Dictated but Not Eaten

It's a visually wonderful story of a young girl dealing with personal issues with the assistance of, or mostly just with the accompaniment of, traditional Japanese supernatural entities. And it's not a Studio Ghibli film--it's A Letter to Momo (ももへの手紙) from Production I.G., written and directed by Hiroyuki Okiura. There's a self-consciousness about its emulation of Ghibli, and an insubstantiality to elements in the film that Okiura seems to have borrowed from Ghibli without really understanding. But there's something inevitably fascinating about good hand drawn animation, which creates a character of Momo almost in spite of the writing and direction, and the three supernatural entities she's forced to live with are very entertaining. There's a sweetness in the movie's main plot, but mostly what succeeds about this film are the things that seem to be second nature to the filmmakers, and are what make the movie worth watching.

Momo's an eleven year old girl recently moved with her mother to a small island community, where Momo's grandparents also live. Momo's father's recently died, and at the beginning of the film she listens to her grandfather's stories of him, from which her grandfather drifts into stories of his own father, telling Momo about some nineteenth century manga in the attic that his father collected.

Unbeknownst to Momo, three sentient water droplets have fallen from heaven, soon to take possession of characters in the book, shown to us in the first of several distinctly non-Ghibli digressively voyeuristic shots of Momo's body, in this case her feet.
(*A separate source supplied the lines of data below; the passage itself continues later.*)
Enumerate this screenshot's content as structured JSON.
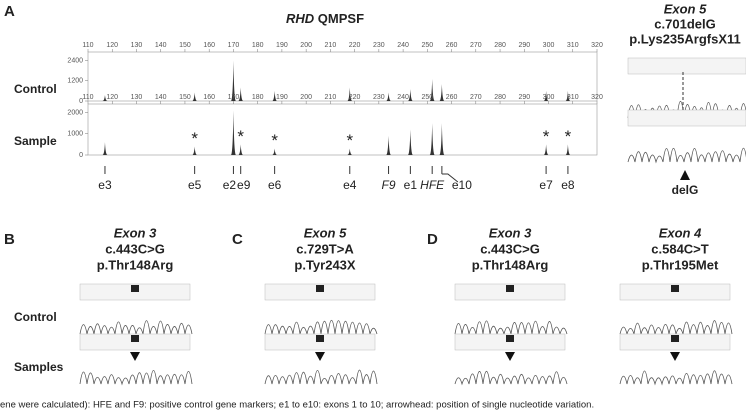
{
  "panel_a": {
    "letter": "A",
    "title_gene": "RHD",
    "title_rest": "QMPSF",
    "xlim": [
      110,
      320
    ],
    "xticks": [
      110,
      120,
      130,
      140,
      150,
      160,
      170,
      180,
      190,
      200,
      210,
      220,
      230,
      240,
      250,
      260,
      270,
      280,
      290,
      300,
      310,
      320
    ],
    "control": {
      "label": "Control",
      "ylim": [
        0,
        2900
      ],
      "yticks": [
        0,
        1200,
        2400
      ]
    },
    "sample": {
      "label": "Sample",
      "ylim": [
        0,
        2400
      ],
      "yticks": [
        0,
        1000,
        2000
      ]
    },
    "peaks": [
      {
        "x": 117,
        "control": 350,
        "sample": 600,
        "label": "e3"
      },
      {
        "x": 154,
        "control": 500,
        "sample": 400,
        "label": "e5",
        "marker": "*"
      },
      {
        "x": 170,
        "control": 2400,
        "sample": 2100,
        "label": "e2"
      },
      {
        "x": 173,
        "control": 800,
        "sample": 500,
        "label": "e9",
        "marker": "*"
      },
      {
        "x": 187,
        "control": 600,
        "sample": 300,
        "label": "e6",
        "marker": "*"
      },
      {
        "x": 218,
        "control": 800,
        "sample": 300,
        "label": "e4",
        "marker": "*"
      },
      {
        "x": 234,
        "control": 500,
        "sample": 900,
        "label": "F9"
      },
      {
        "x": 243,
        "control": 700,
        "sample": 1200,
        "label": "e1"
      },
      {
        "x": 252,
        "control": 1300,
        "sample": 1500,
        "label": "HFE"
      },
      {
        "x": 256,
        "control": 1000,
        "sample": 1500,
        "label": "e10"
      },
      {
        "x": 299,
        "control": 600,
        "sample": 500,
        "label": "e7",
        "marker": "*"
      },
      {
        "x": 308,
        "control": 600,
        "sample": 500,
        "label": "e8",
        "marker": "*"
      }
    ]
  },
  "panel_a_right": {
    "exon": "Exon 5",
    "variant": "c.701delG",
    "protein": "p.Lys235ArgfsX11",
    "arrow_label": "delG"
  },
  "panels": [
    {
      "letter": "B",
      "exon": "Exon 3",
      "variant": "c.443C>G",
      "protein": "p.Thr148Arg"
    },
    {
      "letter": "C",
      "exon": "Exon 5",
      "variant": "c.729T>A",
      "protein": "p.Tyr243X"
    },
    {
      "letter": "D",
      "exon": "Exon 3",
      "variant": "c.443C>G",
      "protein": "p.Thr148Arg"
    },
    {
      "letter": null,
      "exon": "Exon 4",
      "variant": "c.584C>T",
      "protein": "p.Thr195Met"
    }
  ],
  "row_labels": {
    "control": "Control",
    "samples": "Samples"
  },
  "caption": "ene were calculated): HFE and F9: positive control gene markers; e1 to e10: exons 1 to 10; arrowhead: position of single nucleotide variation."
}
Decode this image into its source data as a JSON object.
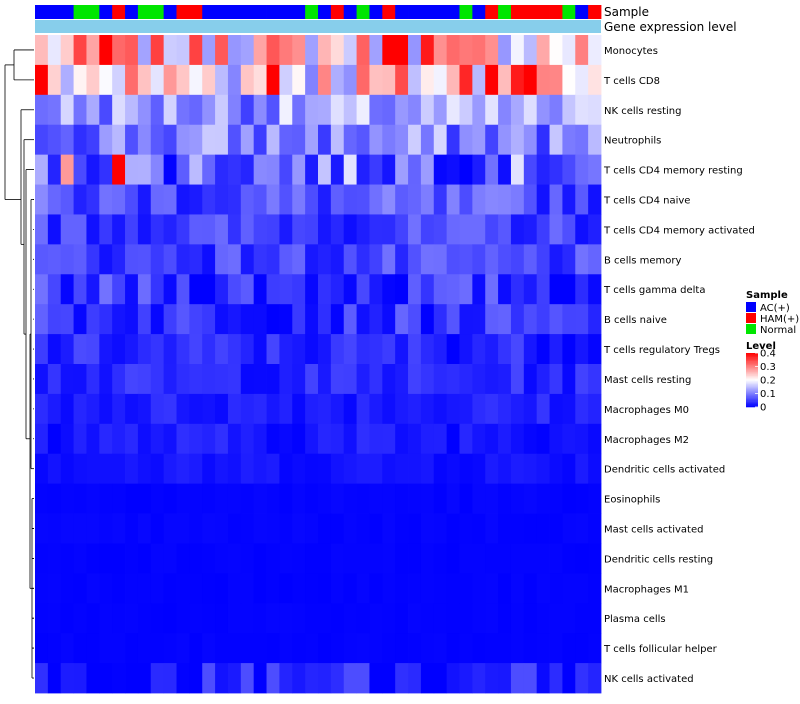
{
  "chart_data": {
    "type": "heatmap",
    "title": "",
    "annotations": [
      {
        "name": "Sample",
        "type": "categorical"
      },
      {
        "name": "Gene expression level",
        "type": "continuous"
      }
    ],
    "sample_groups": [
      "A",
      "A",
      "A",
      "N",
      "N",
      "A",
      "H",
      "A",
      "N",
      "N",
      "A",
      "H",
      "H",
      "A",
      "A",
      "A",
      "A",
      "A",
      "A",
      "A",
      "A",
      "N",
      "A",
      "H",
      "A",
      "N",
      "A",
      "H",
      "A",
      "A",
      "A",
      "A",
      "A",
      "N",
      "A",
      "H",
      "N",
      "H",
      "H",
      "H",
      "H",
      "N",
      "A",
      "H"
    ],
    "group_colors": {
      "A": "#0000ff",
      "H": "#ff0000",
      "N": "#00e600"
    },
    "expression_color": "#87ceeb",
    "rows": [
      "Monocytes",
      "T cells CD8",
      "NK cells resting",
      "Neutrophils",
      "T cells CD4 memory resting",
      "T cells CD4 naive",
      "T cells CD4 memory activated",
      "B cells memory",
      "T cells gamma delta",
      "B cells naive",
      "T cells regulatory  Tregs",
      "Mast cells resting",
      "Macrophages M0",
      "Macrophages M2",
      "Dendritic cells activated",
      "Eosinophils",
      "Mast cells activated",
      "Dendritic cells resting",
      "Macrophages M1",
      "Plasma cells",
      "T cells follicular helper",
      "NK cells activated"
    ],
    "n_columns": 44,
    "value_range": [
      0,
      0.4
    ],
    "row_bias": [
      0.23,
      0.22,
      0.12,
      0.1,
      0.09,
      0.06,
      0.05,
      0.05,
      0.04,
      0.04,
      0.03,
      0.03,
      0.025,
      0.02,
      0.015,
      0.003,
      0.003,
      0.002,
      0.002,
      0.002,
      0.002,
      0.01
    ],
    "row_spread": [
      0.12,
      0.14,
      0.07,
      0.07,
      0.09,
      0.05,
      0.04,
      0.04,
      0.05,
      0.04,
      0.03,
      0.025,
      0.02,
      0.02,
      0.012,
      0.003,
      0.003,
      0.002,
      0.002,
      0.002,
      0.002,
      0.03
    ],
    "hot_cells": [
      [
        0,
        27,
        0.4
      ],
      [
        0,
        28,
        0.4
      ],
      [
        0,
        30,
        0.38
      ],
      [
        0,
        5,
        0.4
      ],
      [
        0,
        14,
        0.33
      ],
      [
        1,
        0,
        0.4
      ],
      [
        1,
        18,
        0.4
      ],
      [
        1,
        33,
        0.37
      ],
      [
        1,
        35,
        0.4
      ],
      [
        1,
        37,
        0.38
      ],
      [
        1,
        38,
        0.4
      ],
      [
        4,
        6,
        0.4
      ],
      [
        4,
        2,
        0.28
      ]
    ],
    "legend": {
      "sample_title": "Sample",
      "entries": [
        {
          "label": "AC(+)",
          "color": "#0000ff"
        },
        {
          "label": "HAM(+)",
          "color": "#ff0000"
        },
        {
          "label": "Normal",
          "color": "#00e600"
        }
      ],
      "level_title": "Level",
      "level_ticks": [
        0.4,
        0.3,
        0.2,
        0.1,
        0
      ],
      "level_tick_labels": [
        "0.4",
        "0.3",
        "0.2",
        "0.1",
        "0"
      ],
      "gradient_colors": [
        "#ff0000",
        "#ffffff",
        "#0000ff"
      ],
      "placement": "right"
    }
  }
}
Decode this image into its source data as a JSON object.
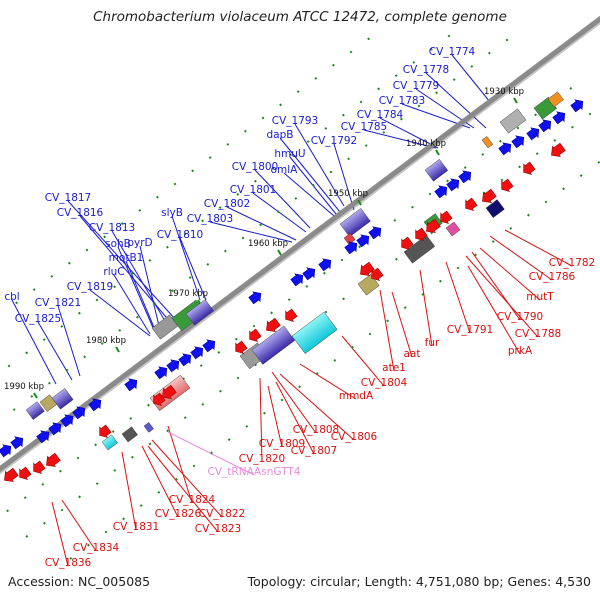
{
  "title": "Chromobacterium violaceum ATCC 12472, complete genome",
  "footer": {
    "accession": "Accession: NC_005085",
    "topology": "Topology: circular; Length: 4,751,080 bp; Genes: 4,530"
  },
  "colors": {
    "forward_label": "#1a1acc",
    "reverse_label": "#d81010",
    "trna_label": "#e58de0",
    "axis": "#8a8a8a",
    "tick": "#1a8a1a",
    "forward_gene": "#1010ee",
    "reverse_gene": "#ee1010"
  },
  "ticks": [
    "1930 kbp",
    "1940 kbp",
    "1950 kbp",
    "1960 kbp",
    "1970 kbp",
    "1980 kbp",
    "1990 kbp"
  ],
  "forward_labels": [
    "CV_1774",
    "CV_1778",
    "CV_1779",
    "CV_1783",
    "CV_1784",
    "CV_1785",
    "CV_1792",
    "CV_1793",
    "dapB",
    "hmuU",
    "omlA",
    "CV_1800",
    "CV_1801",
    "CV_1802",
    "CV_1803",
    "slyB",
    "CV_1810",
    "CV_1817",
    "CV_1816",
    "CV_1813",
    "pyrD",
    "sohB",
    "motB1",
    "rluC",
    "CV_1819",
    "cbl",
    "CV_1821",
    "CV_1825"
  ],
  "reverse_labels": [
    "CV_1782",
    "CV_1786",
    "mutT",
    "CV_1790",
    "CV_1788",
    "CV_1791",
    "prkA",
    "fur",
    "aat",
    "ate1",
    "CV_1804",
    "mmdA",
    "CV_1806",
    "CV_1808",
    "CV_1807",
    "CV_1809",
    "CV_1820",
    "CV_1824",
    "CV_1822",
    "CV_1823",
    "CV_1826",
    "CV_1831",
    "CV_1834",
    "CV_1836"
  ],
  "trna_labels": [
    "CV_tRNAAsnGTT4"
  ]
}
There's nothing really gained by having a trio of supernatural beings pretending to be another trio of supernatural beings, it seems more like a disappointing lack of faith on Okiura's part that audiences would accept the reality of their more entertaining form.

Momo, essentially the only one who can see the three "guardians", finds herself put upon by them, having to cover for their penchant for stealing from nearby crop fields along with pinching various valuables from people's rooms.
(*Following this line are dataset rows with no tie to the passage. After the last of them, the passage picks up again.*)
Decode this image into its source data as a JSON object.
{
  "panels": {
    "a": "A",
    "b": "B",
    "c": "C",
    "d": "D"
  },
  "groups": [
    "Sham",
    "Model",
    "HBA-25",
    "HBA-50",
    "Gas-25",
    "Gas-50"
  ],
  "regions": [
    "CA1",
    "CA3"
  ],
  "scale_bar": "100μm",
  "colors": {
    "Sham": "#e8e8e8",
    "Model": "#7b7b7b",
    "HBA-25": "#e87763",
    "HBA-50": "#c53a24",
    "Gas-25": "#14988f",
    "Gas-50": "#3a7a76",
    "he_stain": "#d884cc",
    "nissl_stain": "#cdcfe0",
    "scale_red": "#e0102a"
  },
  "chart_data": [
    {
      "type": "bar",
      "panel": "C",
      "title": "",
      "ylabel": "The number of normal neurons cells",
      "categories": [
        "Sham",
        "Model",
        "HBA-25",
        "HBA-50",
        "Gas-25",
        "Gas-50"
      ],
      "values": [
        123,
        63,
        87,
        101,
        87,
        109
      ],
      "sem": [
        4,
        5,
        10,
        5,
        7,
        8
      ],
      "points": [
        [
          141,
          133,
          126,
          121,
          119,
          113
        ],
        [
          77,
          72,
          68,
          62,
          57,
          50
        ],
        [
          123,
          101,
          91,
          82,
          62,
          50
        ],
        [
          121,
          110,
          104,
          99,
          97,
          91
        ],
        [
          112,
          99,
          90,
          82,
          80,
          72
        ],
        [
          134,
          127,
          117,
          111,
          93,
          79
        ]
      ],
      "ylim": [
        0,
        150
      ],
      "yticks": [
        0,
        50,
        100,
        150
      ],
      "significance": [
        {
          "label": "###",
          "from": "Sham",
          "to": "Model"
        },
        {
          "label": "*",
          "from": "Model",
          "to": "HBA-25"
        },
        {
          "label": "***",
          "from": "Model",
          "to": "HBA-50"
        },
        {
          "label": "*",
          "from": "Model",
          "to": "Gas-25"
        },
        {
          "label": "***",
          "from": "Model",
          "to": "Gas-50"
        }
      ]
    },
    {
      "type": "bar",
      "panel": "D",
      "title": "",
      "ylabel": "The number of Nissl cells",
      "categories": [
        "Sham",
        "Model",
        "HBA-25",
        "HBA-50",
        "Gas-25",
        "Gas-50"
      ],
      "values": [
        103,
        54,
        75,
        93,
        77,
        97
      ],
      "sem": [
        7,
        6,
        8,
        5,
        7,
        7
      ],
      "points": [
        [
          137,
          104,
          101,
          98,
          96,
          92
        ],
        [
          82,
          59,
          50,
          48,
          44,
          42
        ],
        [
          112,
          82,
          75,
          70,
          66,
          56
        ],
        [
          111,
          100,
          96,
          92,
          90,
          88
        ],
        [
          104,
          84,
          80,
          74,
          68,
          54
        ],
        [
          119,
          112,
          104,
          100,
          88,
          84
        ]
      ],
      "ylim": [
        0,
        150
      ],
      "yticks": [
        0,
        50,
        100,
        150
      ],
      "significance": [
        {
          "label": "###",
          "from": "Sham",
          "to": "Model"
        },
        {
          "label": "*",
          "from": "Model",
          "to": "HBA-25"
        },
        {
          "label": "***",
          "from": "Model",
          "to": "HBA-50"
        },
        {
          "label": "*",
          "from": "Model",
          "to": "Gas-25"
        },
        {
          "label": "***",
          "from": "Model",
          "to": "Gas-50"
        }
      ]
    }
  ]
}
They're all entertainingly animated and written, my favourite probably being the good natured and forgetful little Nosferatu looking guy, who offers to break one of heaven's rules for Momo, rationalising it'll be okay because he's forgotten the rules.

The title of the film concerns a letter Momo would like the guardians to deliver to her father in heaven, apologising for insulting him just before he died. It's a sentimental bit of plot business standing in for the grief and sense of loss in Momo and her mother the film can't effectively convey. It winds up not being half as effective as the scene where two of the guardians attempt to steal and eat a couple of boar piglets.